Decidi iniciar a minha participação no Linhas com um tema que me é próximo: a Saúde Mental. Sou Médico interno de Psiquiatria e trabalho no Serviço Nacional de Saúde (SNS) desde 2014.
Estou certo que o vírus SARS-CoV-2 marcará um antes e um depois na sociedade actual. A globalização permitiu que um vírus altamente contagioso pudesse rapidamente chegar a mais de 150 países, colocando alguns dos melhores sistemas de saúde do mundo sob uma prova de fogo. Praticamente ninguém (à excepção de Bill Gates que o afirmou publicamente em 2015) esperava que a próxima crise mundial iria surgir através de um agente biológico. Até porque muito poucos se lembravam da última grande pandemia no início do século XX.
O Serviço Nacional de Saúde tem, até ao momento actual, mostrado capacidade de resposta, pese embora o profundo desinvestimento que sofreu na última década (atentem à despesa pública em saúde por percentagem do PIB, claramente abaixo da média dos países da OCDE). Essa resposta assenta fundamentalmente na diferenciação de alguns dos seus profissionais, e na constituição de equipas multidisciplinares, cujo trabalho é constantemente sabotado por administrações sem experiência clínica e com cartão de partido.
Enquanto que na fase crítica, o papel principal é desempenhado por especialidades como a Medicina Interna, as Doenças Infecciosas ou a Pneumologia, após o levantamento das medidas restritivas, a Psiquiatria e toda a rede da saúde mental assumirão uma missão fulcral. Alguns dados que começam a chegar de Wuhan na China, onde recentemente foi levantado o confinamento, mostram altas taxas de ansiedade, depressão e stress pós-traumático. A juntar a isto, não podemos esquecer dos doentes com doença mental grave, já de si altamente estigmatizados pela sociedade, e cujas vulnerabilidades clínicas e sociais se agravam no actual contexto. Será necessário que os serviços de Psiquiatria se reorganizem para darem resposta a uma enorme quantidade de solicitações que vão existir. Não será fácil, pois dentro do SNS, a saúde mental ficou sempre em segundo plano: não dá votos nas urnas. Os políticos gostam de anunciar números (número de cirurgias, número de consultas), e os ganhos em saúde mental não se medem só por números, mas sobretudo por ganhos em funcionalidade e qualidade de vida.

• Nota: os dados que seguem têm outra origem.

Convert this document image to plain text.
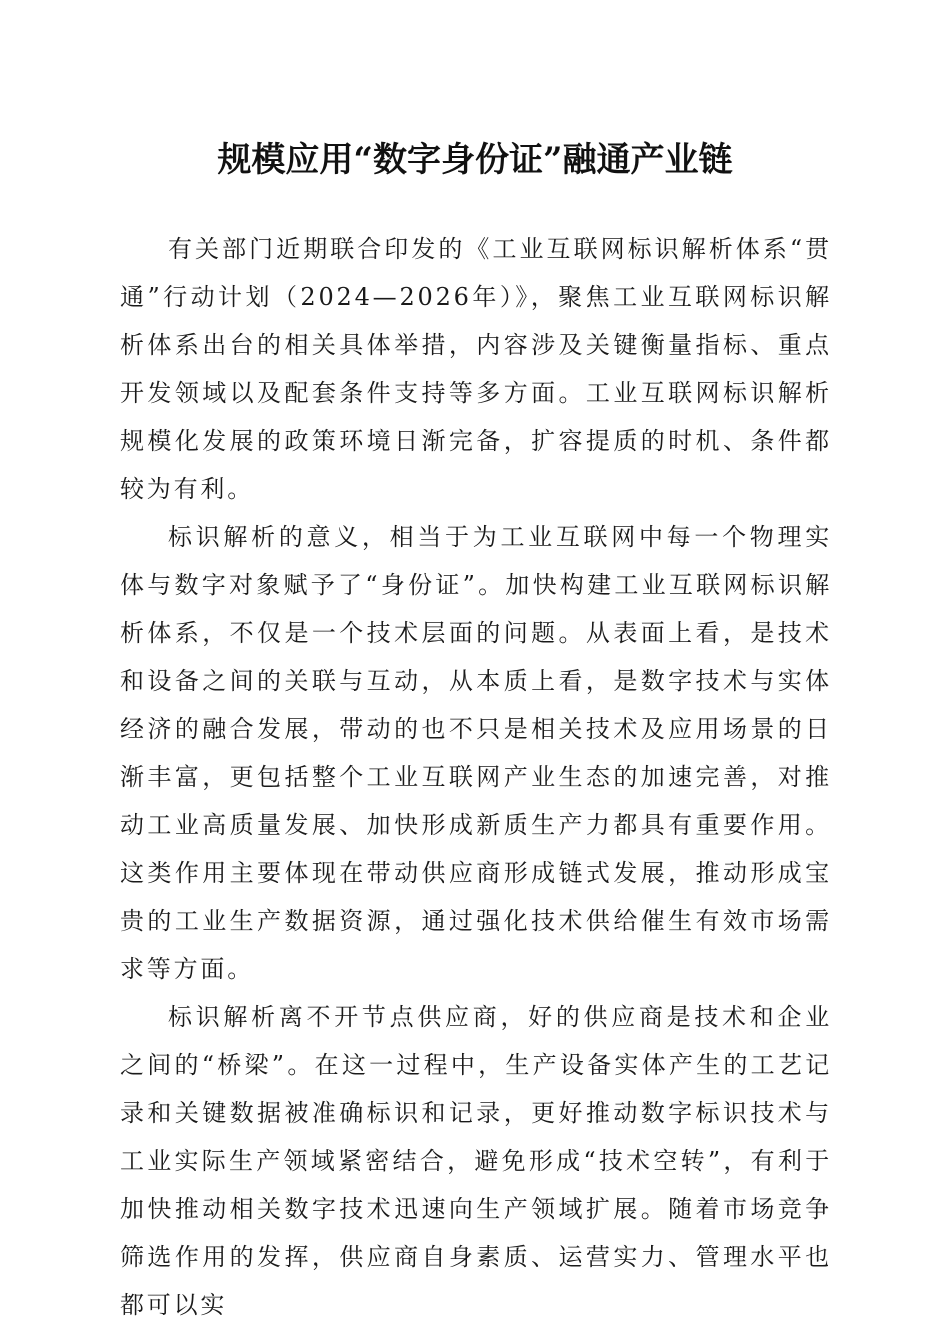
规模应用“数字身份证”融通产业链

有关部门近期联合印发的《工业互联网标识解析体系“贯通”行动计划（2024—2026年）》，聚焦工业互联网标识解析体系出台的相关具体举措，内容涉及关键衡量指标、重点开发领域以及配套条件支持等多方面。工业互联网标识解析规模化发展的政策环境日渐完备，扩容提质的时机、条件都较为有利。

标识解析的意义，相当于为工业互联网中每一个物理实体与数字对象赋予了“身份证”。加快构建工业互联网标识解析体系，不仅是一个技术层面的问题。从表面上看，是技术和设备之间的关联与互动，从本质上看，是数字技术与实体经济的融合发展，带动的也不只是相关技术及应用场景的日渐丰富，更包括整个工业互联网产业生态的加速完善，对推动工业高质量发展、加快形成新质生产力都具有重要作用。这类作用主要体现在带动供应商形成链式发展，推动形成宝贵的工业生产数据资源，通过强化技术供给催生有效市场需求等方面。

标识解析离不开节点供应商，好的供应商是技术和企业之间的“桥梁”。在这一过程中，生产设备实体产生的工艺记录和关键数据被准确标识和记录，更好推动数字标识技术与工业实际生产领域紧密结合，避免形成“技术空转”，有利于加快推动相关数字技术迅速向生产领域扩展。随着市场竞争筛选作用的发挥，供应商自身素质、运营实力、管理水平也都可以实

Terá de existir um investimento claro, através da contratação de profissionais, começando desde logo por médicos psiquiatras, muitos deles forçados a abandonar o SNS nos últimos anos, sem esquecer psicólogos e enfermeiros com formação em saúde mental. Tal como já acontece noutros países europeus, seria também muito útil ter auxiliares com formação diferenciada em Psiquiatria, pois poderiam libertar enfermeiros para tarefas mais diferenciadas e complexas.
Acredito que a sociedade portuguesa reconhece hoje mais que nunca o valor dos profissionais de saúde. Sei que muitos destes profissionais, hoje mais que nunca, sentem orgulho em serem portugueses e de ajudarem o seu povo na batalha de uma geração. Esperemos que os decisores políticos estejam à altura dos seus profissionais.
Comentários
António Ferrete
Seg, 2020-04-13 15:46
Nelson Couto, antes de mais os meus parabéns!
Infelizmente tardou ao povo a dar valor a quem realmente merece! A psiquiatria e a psicologia são cada vez mais importantes numa sociedade que vive para o trabalho! Mais ainda durante e depois desta mudança tão repentina... Aos poucos os verdadeiros valores estão a ser reposto mas ainda temos muito que caminhar!